Slave market, Gustave Boulanger
The slave market, Gustav Boulanger

The price of slaves in ancient Rome varied greatly. After a victorious military campaign, in which many slaves were captured, the price was naturally low due to the multitude of goods. Plautus (c. 250 BCE – 184 BCE) mentions that the conservative Cato the Elder was willing to pay between 500 and 1500 denarii for a slave.

Cato also complained a lot about the approach of the lavish, wealthy Romans, who offered up to 2,500 denarii for a beautiful boy or girl. Hence, also called the Censor because of his office, he ordered a high tax on the luxuries of the mighty under his magistrate. According to Plautus, the two captive children and their guardians cost from 2,000 to 6,000 denarii, while the girl familiar with music cost 4,000 denarii. Two centuries later, these prices were probably lower. A trained vineyard worker in Augustus’ day cost 2,000 denarii.

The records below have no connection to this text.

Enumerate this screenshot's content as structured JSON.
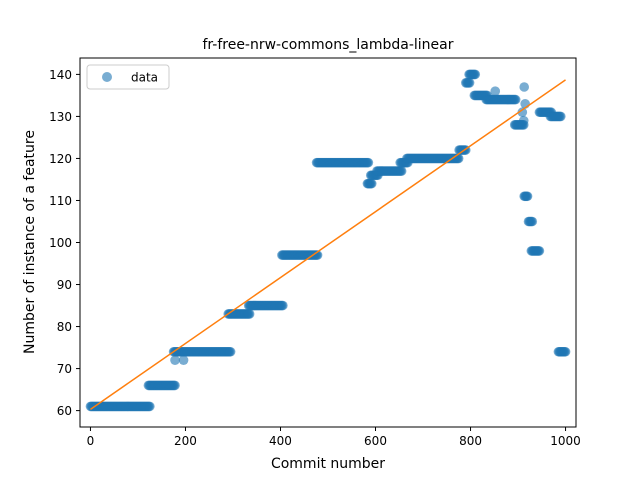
{
  "chart_data": {
    "type": "scatter",
    "title": "fr-free-nrw-commons_lambda-linear",
    "xlabel": "Commit number",
    "ylabel": "Number of instance of a feature",
    "xlim": [
      -22,
      1022
    ],
    "ylim": [
      56.1,
      143.9
    ],
    "xticks": [
      0,
      200,
      400,
      600,
      800,
      1000
    ],
    "yticks": [
      60,
      70,
      80,
      90,
      100,
      110,
      120,
      130,
      140
    ],
    "legend": {
      "position": "top-left",
      "entries": [
        "data"
      ]
    },
    "grid": false,
    "colors": {
      "data": "#1f77b4",
      "fit": "#ff7f0e"
    },
    "series": [
      {
        "name": "data",
        "kind": "scatter",
        "segments": [
          {
            "x_start": 0,
            "x_end": 125,
            "y": 61
          },
          {
            "x_start": 122,
            "x_end": 178,
            "y": 66
          },
          {
            "x_start": 175,
            "x_end": 295,
            "y": 74
          },
          {
            "x_start": 290,
            "x_end": 335,
            "y": 83
          },
          {
            "x_start": 333,
            "x_end": 405,
            "y": 85
          },
          {
            "x_start": 403,
            "x_end": 478,
            "y": 97
          },
          {
            "x_start": 476,
            "x_end": 585,
            "y": 119
          },
          {
            "x_start": 583,
            "x_end": 592,
            "y": 114
          },
          {
            "x_start": 590,
            "x_end": 605,
            "y": 116
          },
          {
            "x_start": 603,
            "x_end": 655,
            "y": 117
          },
          {
            "x_start": 652,
            "x_end": 668,
            "y": 119
          },
          {
            "x_start": 666,
            "x_end": 775,
            "y": 120
          },
          {
            "x_start": 776,
            "x_end": 790,
            "y": 122
          },
          {
            "x_start": 790,
            "x_end": 798,
            "y": 138
          },
          {
            "x_start": 797,
            "x_end": 810,
            "y": 140
          },
          {
            "x_start": 808,
            "x_end": 835,
            "y": 135
          },
          {
            "x_start": 833,
            "x_end": 895,
            "y": 134
          },
          {
            "x_start": 893,
            "x_end": 912,
            "y": 128
          },
          {
            "x_start": 913,
            "x_end": 920,
            "y": 111
          },
          {
            "x_start": 922,
            "x_end": 930,
            "y": 105
          },
          {
            "x_start": 928,
            "x_end": 945,
            "y": 98
          },
          {
            "x_start": 945,
            "x_end": 970,
            "y": 131
          },
          {
            "x_start": 968,
            "x_end": 990,
            "y": 130
          },
          {
            "x_start": 985,
            "x_end": 1000,
            "y": 74
          }
        ],
        "points": [
          {
            "x": 178,
            "y": 72
          },
          {
            "x": 196,
            "y": 72
          },
          {
            "x": 852,
            "y": 136
          },
          {
            "x": 913,
            "y": 137
          },
          {
            "x": 915,
            "y": 133
          },
          {
            "x": 909,
            "y": 131
          },
          {
            "x": 912,
            "y": 129
          }
        ]
      },
      {
        "name": "",
        "kind": "line",
        "x": [
          0,
          1000
        ],
        "y": [
          60.3,
          138.7
        ]
      }
    ]
  }
}
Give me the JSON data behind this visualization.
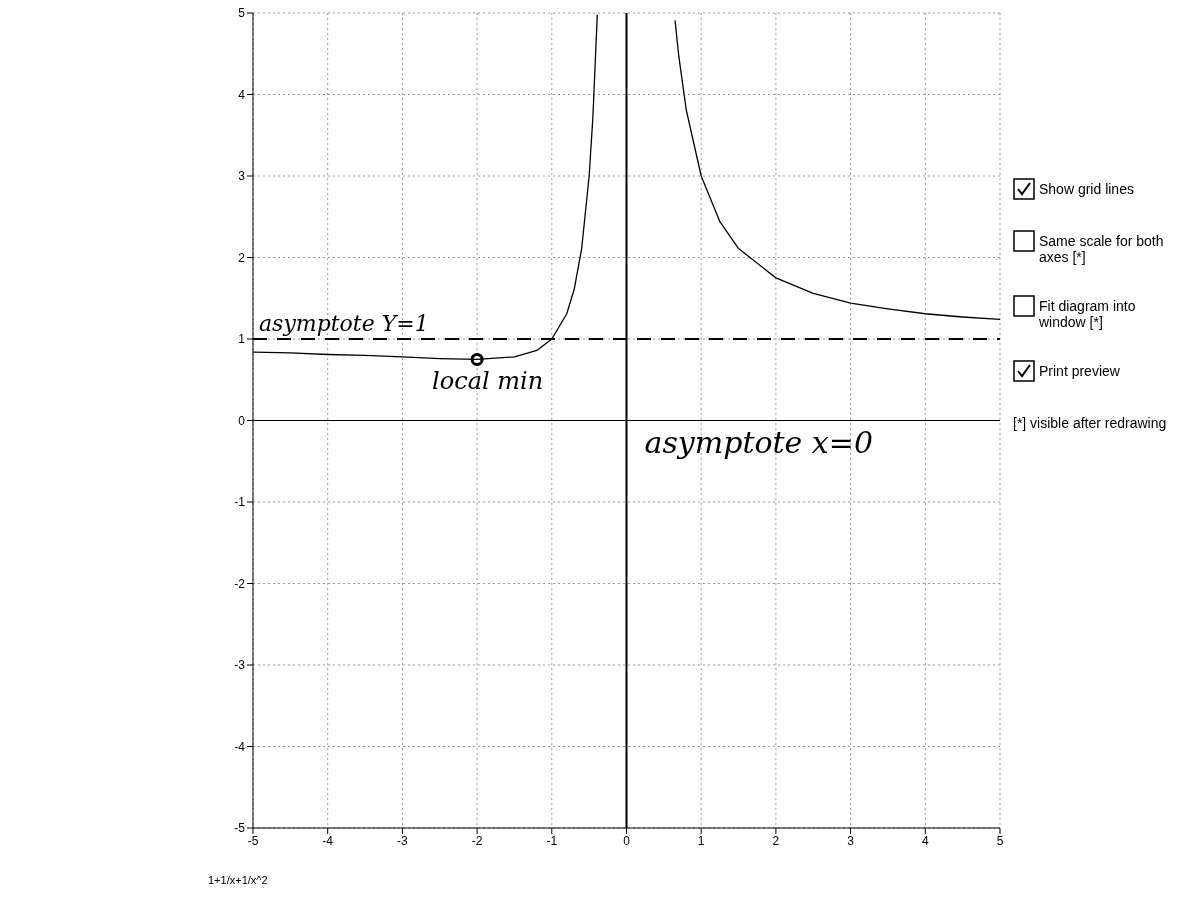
{
  "chart_data": {
    "type": "line",
    "color": "#000000",
    "x": [
      -5,
      -4.5,
      -4,
      -3.5,
      -3,
      -2.5,
      -2,
      -1.5,
      -1.2,
      -1,
      -0.8,
      -0.7,
      -0.6,
      -0.5,
      -0.45,
      -0.391,
      0,
      0.65,
      0.7,
      0.8,
      1,
      1.25,
      1.5,
      2,
      2.5,
      3,
      3.5,
      4,
      4.5,
      5
    ],
    "series": [
      {
        "values": [
          0.84,
          0.83,
          0.81,
          0.8,
          0.78,
          0.76,
          0.75,
          0.78,
          0.86,
          1,
          1.31,
          1.61,
          2.11,
          3,
          3.72,
          4.98,
          null,
          4.91,
          4.47,
          3.81,
          3,
          2.44,
          2.11,
          1.75,
          1.56,
          1.44,
          1.37,
          1.31,
          1.27,
          1.24
        ]
      },
      {
        "type": "scatter",
        "color": "#000000",
        "x": [
          -2
        ],
        "values": [
          0.75
        ],
        "marker": "circle"
      }
    ],
    "xlim": [
      -5,
      5
    ],
    "ylim": [
      -5,
      5
    ],
    "xticks": [
      -5,
      -4,
      -3,
      -2,
      -1,
      0,
      1,
      2,
      3,
      4,
      5
    ],
    "yticks": [
      -5,
      -4,
      -3,
      -2,
      -1,
      0,
      1,
      2,
      3,
      4,
      5
    ],
    "grid": true,
    "line_style": "solid",
    "ref_lines": [
      {
        "axis": "y",
        "value": 1,
        "label": "asymptote Y=1",
        "line_style": "dashed",
        "color": "#000000"
      },
      {
        "axis": "x",
        "value": 0,
        "label": "asymptote x=0",
        "color": "#000000"
      },
      {
        "axis": "y",
        "value": 0,
        "color": "#000000"
      }
    ],
    "annotations": [
      {
        "text": "local min",
        "x": -2,
        "y": 0.75
      },
      "1+1/x+1/x^2",
      "Show grid lines",
      "Same scale for both axes [*]",
      "Fit diagram into window [*]",
      "Print preview",
      "[*] visible after redrawing"
    ]
  }
}
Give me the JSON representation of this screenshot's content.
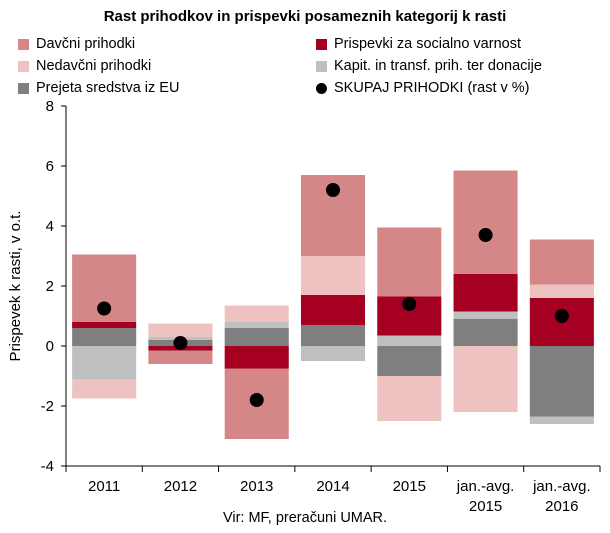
{
  "chart_data": {
    "type": "bar",
    "stacked": true,
    "title": "Rast prihodkov in prispevki posameznih kategorij k rasti",
    "ylabel": "Prispevek k rasti, v o.t.",
    "ylim": [
      -4,
      8
    ],
    "yticks": [
      "-4",
      "-2",
      "0",
      "2",
      "4",
      "6",
      "8"
    ],
    "ytick_values": [
      -4,
      -2,
      0,
      2,
      4,
      6,
      8
    ],
    "grid": false,
    "legend_position": "top",
    "categories": [
      [
        "2011"
      ],
      [
        "2012"
      ],
      [
        "2013"
      ],
      [
        "2014"
      ],
      [
        "2015"
      ],
      [
        "jan.-avg.",
        "2015"
      ],
      [
        "jan.-avg.",
        "2016"
      ]
    ],
    "series": [
      {
        "name": "Prejeta sredstva iz EU",
        "color": "#7f7f7f",
        "values": [
          0.6,
          0.2,
          0.6,
          0.7,
          -1.0,
          0.9,
          -2.35
        ]
      },
      {
        "name": "Kapit. in transf. prih. ter donacije",
        "color": "#bfbfbf",
        "values": [
          -1.1,
          0.1,
          0.2,
          -0.5,
          0.35,
          0.25,
          -0.25
        ]
      },
      {
        "name": "Prispevki za socialno varnost",
        "color": "#a50021",
        "values": [
          0.2,
          -0.15,
          -0.75,
          1.0,
          1.3,
          1.25,
          1.6
        ]
      },
      {
        "name": "Nedavčni prihodki",
        "color": "#efc2c2",
        "values": [
          -0.65,
          0.45,
          0.55,
          1.3,
          -1.5,
          -2.2,
          0.45
        ]
      },
      {
        "name": "Davčni prihodki",
        "color": "#d58686",
        "values": [
          2.25,
          -0.45,
          -2.35,
          2.7,
          2.3,
          3.45,
          1.5
        ]
      }
    ],
    "total": {
      "name": "SKUPAJ PRIHODKI (rast v %)",
      "color": "#000000",
      "values": [
        1.25,
        0.1,
        -1.8,
        5.2,
        1.4,
        3.7,
        1.0
      ]
    },
    "legend_order": [
      "Davčni prihodki",
      "Prispevki za socialno varnost",
      "Nedavčni prihodki",
      "Kapit. in transf. prih. ter donacije",
      "Prejeta sredstva iz EU",
      "SKUPAJ PRIHODKI (rast v %)"
    ],
    "source": "Vir: MF, preračuni UMAR."
  }
}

Until the end of the Republic and the beginning of the Empire, many surprising transactions had been recorded; Suetonius recalls how Quintus Catullus bought a grammar from Lutatius Daphnis for 175,000 denarii. In order to realize what costs we are talking about, we need to compare the price of the slave with the price of ordinary products. For example, Cicero spent 25,000 denarii a year on the education of his son in Athens. For his big house, in turn, he paid 875,000 denarii a year. Many poor Romans were unable to buy even a small house, which cost as much as a good slave for a patrician. Finally, it is worth noting that the slaves, being displayed at slave markets, had to be completely naked, because the buyer had the right to freely see his “goods”.